Without spoiling the plot too much, there are elements that are not unlike the human developments that are taking place now. We have transhuman MPs in the world, with the movement H+ having some significant impact. For people in the play to have this attitude towards transhumanism as foreign and capable of future shock is a little unlikely when a figure like Michael Jackson is seemingly erased from public memory. However, the question of what makes us human is asked with some effectiveness; how far we should go with perfecting ourselves on a curative and cosmetic level. This thought experiment is carried out in all stages of life; how much we want our children to be improved, to how it would affect our lives and relationships, and to the concept of “death” in an extrapolated posthumanist future.
However, there are some plot points which I found a little hard to connect with—and it wasn’t to do with the SF tropes.
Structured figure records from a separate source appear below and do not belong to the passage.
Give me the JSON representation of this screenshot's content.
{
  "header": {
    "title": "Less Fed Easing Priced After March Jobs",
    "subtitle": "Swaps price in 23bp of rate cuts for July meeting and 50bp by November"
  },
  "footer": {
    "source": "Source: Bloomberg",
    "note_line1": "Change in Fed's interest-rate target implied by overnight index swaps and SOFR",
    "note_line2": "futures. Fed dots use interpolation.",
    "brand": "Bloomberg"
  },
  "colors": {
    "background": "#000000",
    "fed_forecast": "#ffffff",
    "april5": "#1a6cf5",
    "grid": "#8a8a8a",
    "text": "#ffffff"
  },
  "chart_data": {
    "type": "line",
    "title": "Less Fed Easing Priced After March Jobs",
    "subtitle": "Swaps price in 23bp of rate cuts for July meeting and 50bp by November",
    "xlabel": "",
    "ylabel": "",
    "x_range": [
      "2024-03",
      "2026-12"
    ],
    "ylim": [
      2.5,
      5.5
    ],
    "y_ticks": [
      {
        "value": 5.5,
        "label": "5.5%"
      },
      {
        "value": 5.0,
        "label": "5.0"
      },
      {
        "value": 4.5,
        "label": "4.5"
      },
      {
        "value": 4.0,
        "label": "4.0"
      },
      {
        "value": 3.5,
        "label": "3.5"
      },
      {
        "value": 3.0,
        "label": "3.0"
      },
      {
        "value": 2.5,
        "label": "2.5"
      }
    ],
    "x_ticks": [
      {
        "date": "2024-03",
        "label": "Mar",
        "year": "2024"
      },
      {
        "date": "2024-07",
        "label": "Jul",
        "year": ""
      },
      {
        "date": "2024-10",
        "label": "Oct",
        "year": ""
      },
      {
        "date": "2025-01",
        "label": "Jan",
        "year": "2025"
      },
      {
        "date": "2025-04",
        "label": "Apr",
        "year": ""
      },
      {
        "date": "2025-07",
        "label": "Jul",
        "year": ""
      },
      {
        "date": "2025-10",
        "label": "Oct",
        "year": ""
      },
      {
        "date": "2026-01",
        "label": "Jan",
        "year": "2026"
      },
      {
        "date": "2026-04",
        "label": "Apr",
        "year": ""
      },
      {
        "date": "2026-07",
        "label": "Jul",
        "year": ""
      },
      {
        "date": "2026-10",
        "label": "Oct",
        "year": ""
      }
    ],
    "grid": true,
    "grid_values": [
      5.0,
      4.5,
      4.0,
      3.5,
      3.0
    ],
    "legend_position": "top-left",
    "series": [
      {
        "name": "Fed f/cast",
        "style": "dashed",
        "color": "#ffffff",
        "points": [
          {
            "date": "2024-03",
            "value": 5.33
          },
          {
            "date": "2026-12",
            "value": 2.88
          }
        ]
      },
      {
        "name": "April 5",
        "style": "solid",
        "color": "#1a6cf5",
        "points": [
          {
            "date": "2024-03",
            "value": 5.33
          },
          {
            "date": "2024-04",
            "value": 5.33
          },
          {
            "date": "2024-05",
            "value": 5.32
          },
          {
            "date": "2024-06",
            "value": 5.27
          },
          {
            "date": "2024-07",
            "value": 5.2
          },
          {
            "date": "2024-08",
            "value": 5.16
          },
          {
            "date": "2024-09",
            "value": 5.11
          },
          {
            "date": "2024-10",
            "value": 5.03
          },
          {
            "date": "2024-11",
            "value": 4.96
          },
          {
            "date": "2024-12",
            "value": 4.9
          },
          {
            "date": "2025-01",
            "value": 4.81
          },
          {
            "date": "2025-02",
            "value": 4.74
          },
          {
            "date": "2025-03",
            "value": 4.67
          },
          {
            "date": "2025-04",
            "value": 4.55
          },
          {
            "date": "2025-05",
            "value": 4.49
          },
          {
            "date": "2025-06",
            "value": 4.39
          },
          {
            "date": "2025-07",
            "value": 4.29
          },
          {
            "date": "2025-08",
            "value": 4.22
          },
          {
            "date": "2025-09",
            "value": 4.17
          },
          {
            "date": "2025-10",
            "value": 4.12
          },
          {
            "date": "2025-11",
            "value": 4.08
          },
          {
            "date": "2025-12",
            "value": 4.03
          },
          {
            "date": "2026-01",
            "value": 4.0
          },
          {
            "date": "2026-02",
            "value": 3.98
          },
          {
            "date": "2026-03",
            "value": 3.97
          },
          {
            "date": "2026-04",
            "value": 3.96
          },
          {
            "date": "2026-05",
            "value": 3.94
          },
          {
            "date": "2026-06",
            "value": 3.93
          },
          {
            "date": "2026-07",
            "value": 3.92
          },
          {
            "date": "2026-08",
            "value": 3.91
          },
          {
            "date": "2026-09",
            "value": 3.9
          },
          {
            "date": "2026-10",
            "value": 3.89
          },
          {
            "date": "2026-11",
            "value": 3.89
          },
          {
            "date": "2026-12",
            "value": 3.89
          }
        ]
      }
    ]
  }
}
The character Violet, upon being overridden (her circuits are fried and her robotic parts cease to function) takes her inevitable oblivion with a certain nonchalance. Her fate has been literally in the hands of her partner (another concept brought up with human enhancement—who controls the substances we would use and could they be illegally accessed?) and her extreme stoicism is hard to swallow. Is her faith in the posthuman age the reason? Does she see it as a sacrifice to a greater ideal outside of herself—to become “authentic”?
Nevertheless, the play is accessible and allows the audience to immerse themselves into the future of possibility, as well as the pitfalls and the triumphs that technology can bring. The lighting design is impeccably done—it is not intrusive but serves the purpose of emphasising the divide between human and cyborg (especially at the end). As a piece of Science Fiction, it is not groundbreaking in the concepts it covers but it is adept in conveying the trope theatrically in the midst of a domestic setting—how these ideas could affect us, our partners and our children. There are very darkly comic moments in the play, which are carried out with great aplomb by Matti and Geoffrey, highlights amongst the more sinister undertones of what it is to be human, and how these realities and ideals can affect our relationships with each other.
Override by Stacey Gregg was part of the Ideal World Season at Watford Palace Theatre, London.